Now, a study we have been following, has yielded great results- especially if you have triple negative breast cancer. We recommend Vitamin D supplementation no matter what your receptors are and suggest that women who do not have breast cancer also supplement to keep their D levels in good range.

Vitamin D Holds Promise in Battling a Deadly Breast Cancer
Wed, 2013-01-23 11:34

In research published in the Jan. 21 issue of The Journal of Cell Biology, a team led by Susana Gonzalo, PhD, assistant professor of biochemistry and molecular biology at Saint Louis University, has discovered a molecular pathway that contributes to triple-negative breast cancer, an often deadly and treatment resistant form of cancer that tends to strike younger women. In addition, Gonzalo and her team identified vitamin D and some protease inhibitors as possible new therapies and discovered a set of three biomarkers that can help to identify patients who could benefit from the treatment.


In the recent breakthrough, which was funded in part by a $500,000 Department of Defense grant, Gonzalo’s lab identified one pathway that is activated in breast cancers with the poorest prognosis, such as those classified as triple-negative. These cancers often strike younger women and are harder to treat than any other type of breast cancer. Women who are born with BRCA1 gene mutations are at increased risk for developing breast and ovarian cancers within their lifetime, and the tumors that arise are frequently the triple-negative type. Although chemotherapy is the most effective treatment for triple-negative breast cancer, it has profound secondary effects. Understanding the biology of triple-negative breast cancers will help to develop less toxic therapeutic strategies.


Experiments performed in Gonzalo's laboratory, in collaboration with the laboratories of Xavier Matias-Guiu and Adriana Duso (IRBLleida, Spain), showed that activation of this novel pathway not only allows tumor cells to grow unchecked, but also explains the reduced sensitivity of these types of tumors to current therapeutic strategies. Importantly, vitamin D plays a role in turning off this pathway, providing a safe and cost-effective strategy to fight these types of tumors.


For molecular biologists like Gonzalo who look for answers below the cellular level to discover why some people develop cancer, the search often involves tracing a chain of events to try to understand cause and effect of the behavior between several genes and the proteins which they express.
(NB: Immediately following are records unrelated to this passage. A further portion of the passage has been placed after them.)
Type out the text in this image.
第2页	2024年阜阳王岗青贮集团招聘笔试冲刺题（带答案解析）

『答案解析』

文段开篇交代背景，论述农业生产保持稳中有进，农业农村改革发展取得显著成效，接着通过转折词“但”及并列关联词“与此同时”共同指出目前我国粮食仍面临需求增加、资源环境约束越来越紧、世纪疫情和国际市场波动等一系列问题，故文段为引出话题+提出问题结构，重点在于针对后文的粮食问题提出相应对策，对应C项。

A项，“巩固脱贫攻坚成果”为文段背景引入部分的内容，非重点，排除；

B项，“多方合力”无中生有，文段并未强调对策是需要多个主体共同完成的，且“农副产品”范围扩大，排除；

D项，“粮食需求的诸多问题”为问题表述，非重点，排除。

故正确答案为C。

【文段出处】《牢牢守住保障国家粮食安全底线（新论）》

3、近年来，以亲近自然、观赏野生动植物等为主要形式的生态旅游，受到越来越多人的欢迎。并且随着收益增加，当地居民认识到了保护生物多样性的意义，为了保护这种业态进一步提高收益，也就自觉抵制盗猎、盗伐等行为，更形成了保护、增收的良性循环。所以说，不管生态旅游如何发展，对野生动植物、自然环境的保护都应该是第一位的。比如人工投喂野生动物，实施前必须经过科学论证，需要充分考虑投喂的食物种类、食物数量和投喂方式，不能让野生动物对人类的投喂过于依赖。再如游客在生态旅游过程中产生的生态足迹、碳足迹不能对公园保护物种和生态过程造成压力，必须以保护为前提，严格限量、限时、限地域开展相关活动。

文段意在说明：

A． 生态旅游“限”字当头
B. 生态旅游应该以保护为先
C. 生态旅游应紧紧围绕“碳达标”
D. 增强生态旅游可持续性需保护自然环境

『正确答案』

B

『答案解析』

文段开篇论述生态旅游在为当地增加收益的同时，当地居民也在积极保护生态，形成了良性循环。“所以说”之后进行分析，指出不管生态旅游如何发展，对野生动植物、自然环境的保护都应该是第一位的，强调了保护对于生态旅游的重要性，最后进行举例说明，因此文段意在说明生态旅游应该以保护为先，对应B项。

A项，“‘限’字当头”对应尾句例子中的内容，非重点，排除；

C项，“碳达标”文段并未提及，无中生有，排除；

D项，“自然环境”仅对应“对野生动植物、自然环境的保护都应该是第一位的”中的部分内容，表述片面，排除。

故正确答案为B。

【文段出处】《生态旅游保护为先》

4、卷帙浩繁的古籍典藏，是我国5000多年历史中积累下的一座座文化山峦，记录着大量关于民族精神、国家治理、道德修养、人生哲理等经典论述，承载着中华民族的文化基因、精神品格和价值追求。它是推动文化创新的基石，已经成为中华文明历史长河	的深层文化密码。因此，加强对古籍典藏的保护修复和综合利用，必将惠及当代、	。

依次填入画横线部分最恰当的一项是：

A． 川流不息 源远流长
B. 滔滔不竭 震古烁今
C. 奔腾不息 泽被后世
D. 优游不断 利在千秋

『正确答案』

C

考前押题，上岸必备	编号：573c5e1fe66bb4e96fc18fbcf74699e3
In order to understand these complex pathways, researchers often turn levels of proteins on or off by expressing one gene or suppressing another. Part of a researcher’s challenge is determining what the function of each component of a pathway is.


The cell employs a complex mechanism to protect genetic information and ensure that damaged DNA is not passed on to daughter cells. Cells have built in checkpoints and fail safes to ensure the accuracy of their DNA code and are able to slow or stop their own proliferation if the information is compromised. Loss of these checkpoints and the accumulation of damaged DNA often leads to cancer.


BRCA1 is a well-established tumor suppressor gene. Women who carry mutations in this gene have a high risk of developing breast and ovarian cancer. Tumors that arise often lack expression of three receptors: estrogen, progesterone and HER2 (thus, “triple-negative”), and do not respond to hormone therapy.


BRCA1 is important because it is involved in repairing DNA double-strand breaks, a kind of DNA damage that is especially dangerous for the integrity of our genome. BRCA1 also is involved in cell-cycle checkpoints after damage, which are control mechanisms during cell proliferation that make sure the DNA information has been accurately replicated and transferred to the daughter cells. Thus, BRCA1 is considered a safeguard of the genome.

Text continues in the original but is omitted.